Country by Country reporting: briefing paper
Making MNC accounts more transparent would help tackle tax avoidance, and at very low cost. It would provide other benefits, such as improving democratic accountability, curbing crime and removing large and destabilising risks from the global financial markets.
Many people are turned off by economics and accounting - but that does not make them any less important. Both powerfully shape the world we live in, and each profoundly affects the distribution of wealth and power within and between nation states. Like many of the issues TJN points to, we are alarmed that civil society around the world has been so quiet on this fundamental issue for so long.
The essence of the problem with company reporting is very simple. Companies do not need to break down their accounts according to the countries where they operate - but can instead scoop up all the numbers for each country and publish them in a broader geographical segment, leading to, for example, a single profit figure for "Africa." The individual African countries' tax authorities where that multinational operates cannot unpick that "segment" (as it is known) and find out the company's local profit. Sometimes they can't even work out who really owns the companies operating in their terrritory. Country by country reporting - applied as international financial reporting standards - would simply require companies to unpick their accounts for each country where they operate.
An NGO network known as Publish What You Pay already campaigns for this, but only with respect to "extractive" (mineral-based) industries such as oil production and diamond mining. TJN wants to extend this to all companies.
One little-known organisation, the International Accounting Standards Board (IASB) is at the heart of this debate. This recent article in Britain's Guardian newspaper by Professor Prem Sikka explores this a little more, and a recent TJN blog looks at an early success by the Publish What You Pay campaign on this issue, in partnership with some very influential institutional investors. A submission to the IASB produced by TJN's Richard Murphy delves deeper into the issues, looking at whom the IASB is accountable to. As Murphy says:
This body that basically sets the accounting rules for the world bar the USA is nothing more than a private company. It’s registered in Delaware USA (which says a lot in itself). It’s financed by the big banks, corporations and accountancy firms.
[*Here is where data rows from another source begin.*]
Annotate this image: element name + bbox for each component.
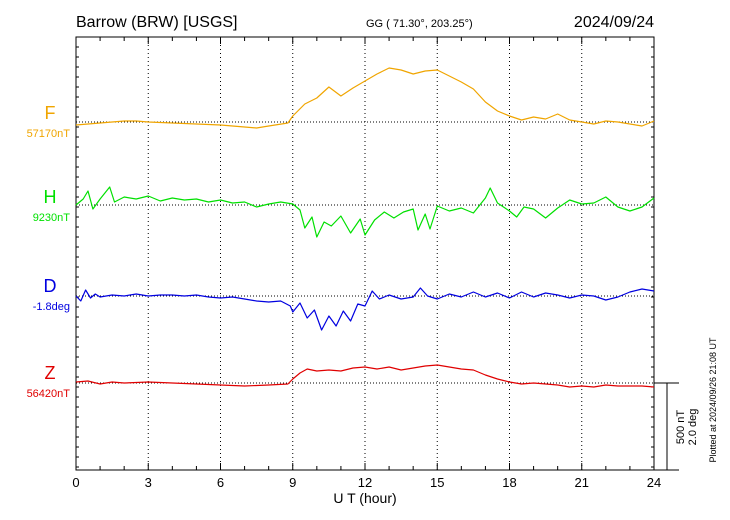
x-tick-label: 24 <box>647 475 661 490</box>
series-name-z: Z <box>45 363 56 383</box>
station-title: Barrow (BRW) [USGS] <box>76 14 238 31</box>
plotted-at-note: Plotted at 2024/09/26 21:08 UT <box>708 337 718 463</box>
x-tick-label: 18 <box>502 475 516 490</box>
scale-label-nt: 500 nT <box>675 410 687 445</box>
series-baseline-z: 56420nT <box>27 388 71 400</box>
x-tick-labels: 0 3 6 9 12 15 18 21 24 <box>72 475 661 490</box>
x-tick-label: 3 <box>145 475 152 490</box>
series-baseline-d: -1.8deg <box>33 301 70 313</box>
series-name-f: F <box>45 103 56 123</box>
x-tick-label: 9 <box>289 475 296 490</box>
x-tick-label: 12 <box>358 475 372 490</box>
x-tick-label: 0 <box>72 475 79 490</box>
plot-date: 2024/09/24 <box>574 14 654 31</box>
x-tick-label: 6 <box>217 475 224 490</box>
x-axis-label: U T (hour) <box>333 490 396 506</box>
vertical-grid <box>148 37 582 470</box>
series-lines <box>76 68 654 387</box>
series-baseline-h: 9230nT <box>33 212 71 224</box>
series-name-h: H <box>44 187 57 207</box>
station-coords: GG ( 71.30°, 203.25°) <box>366 18 473 30</box>
series-labels: F 57170nT H 9230nT D -1.8deg Z 56420nT <box>27 103 71 400</box>
x-tick-label: 21 <box>575 475 589 490</box>
series-line-z <box>76 365 654 387</box>
series-name-d: D <box>44 276 57 296</box>
series-baseline-f: 57170nT <box>27 128 71 140</box>
x-tick-label: 15 <box>430 475 444 490</box>
scale-label-deg: 2.0 deg <box>687 409 699 446</box>
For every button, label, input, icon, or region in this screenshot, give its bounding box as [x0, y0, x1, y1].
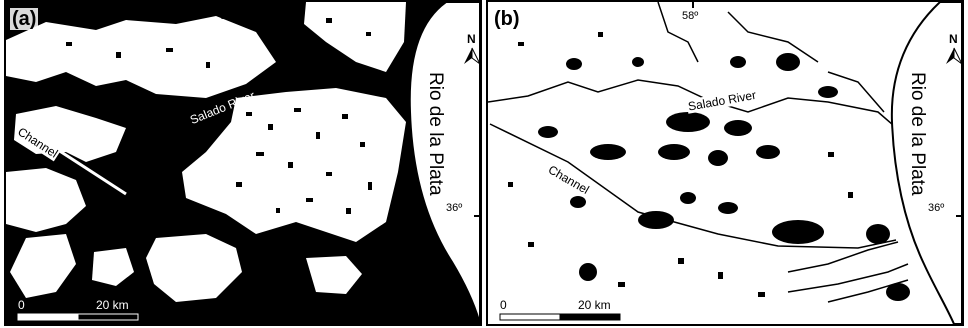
dry-land-patch — [10, 234, 76, 298]
latitude-label: 36º — [446, 202, 463, 214]
estuary-label: Rio de la Plata — [425, 72, 446, 196]
flood-map-b — [488, 2, 962, 324]
map-panel-a: (a) 58º 36º Salado River Channel Rio de … — [4, 0, 482, 326]
flood-map-a — [6, 2, 480, 324]
dry-land-patch — [146, 234, 242, 302]
longitude-label: 58º — [220, 10, 237, 22]
estuary — [890, 2, 962, 324]
water-bodies — [508, 32, 910, 301]
panel-letter: (a) — [10, 8, 39, 30]
scale-bar — [499, 313, 621, 321]
dry-land-patch — [6, 168, 86, 232]
dry-land-patch — [92, 248, 134, 286]
scale-end-label: 20 km — [96, 298, 129, 312]
scale-bar — [17, 313, 139, 321]
latitude-label: 36º — [928, 202, 945, 214]
scale-end-label: 20 km — [578, 298, 611, 312]
dry-land-patch — [182, 88, 406, 242]
panel-letter: (b) — [492, 8, 522, 30]
dry-land-patch — [306, 256, 362, 294]
longitude-label: 58º — [682, 10, 699, 22]
map-panel-b: (b) 58º 36º Salado River Channel Rio de … — [486, 0, 964, 326]
small-water-bodies — [66, 18, 372, 214]
north-arrow-icon — [946, 47, 962, 65]
north-arrow-icon — [464, 47, 480, 65]
estuary-label: Rio de la Plata — [907, 72, 928, 196]
scale-zero-label: 0 — [500, 298, 507, 312]
north-label: N — [949, 32, 958, 46]
estuary — [408, 2, 480, 324]
dry-land-patch — [6, 16, 276, 98]
north-label: N — [467, 32, 476, 46]
scale-zero-label: 0 — [18, 298, 25, 312]
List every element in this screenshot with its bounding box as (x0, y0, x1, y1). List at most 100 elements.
And they could collectively do something to use accounts to tackle a real world issue by adopting this standard.
Opponents of these changes (and there are many exceedingly powerful vested interests that will fight this) say that such a requirement will add onerous burdens on corporations. They are wrong, and they know they are wrong. As the TJN briefing explains:
Country-by-country reporting would impose little or no cost burden on MNCs because they already hold all the necessary data that we are asking to be disclosed for internal accounting purposes.
Murphy goes further in their comments under Prof. Sikka's article:
The arguments are solid. Risk is geographic. More than that though a company gets its licence to operate in any territory from the government that represents those people: it has a corporate duty to account in return. This is the essence of stewardship and accountability: concepts forgotten (deliberately) in IFRS. Instead we have companies pretending they float above all these countries. They don't. It's time to hold them to account for what they do, where they do it.
Other comments under the article hit the nail on the head. One said:
A "country" is a clearly understood segment and the IASB should have followed that. Companies always look at the risks in each country and that they know investors do the same. So it is the logical basis for accounting disclosures.
Another spoke from his own experience:
I work for one of the Big Four firms and recently qualified as a chartered accountant. During my studies we were told just to learn accounting standards and ask no questions about standard setters or even their logic. We all know that accounting standards only do what big companies want. My firm always lobbies for standards that our clients want. Prem Sikka is right that "Accountancy rules affect public welfare and they should be made by a democratic organisation that is independent of big business and accounting firms".
The potential benefits are very large. Our briefing paper ends like this:
Introducing a country-by-country reporting standard would potentially raise as much tax revenue in poor countries as has been estimated is needed to secure the Millennium Development Goals. It is impossible to place a monetary value on the benefits of country-by-country reporting. But we can say with a high degree of confidence that no other measure could yield such a range of benefits with such ease and effectiveness, and with so little administrative cost.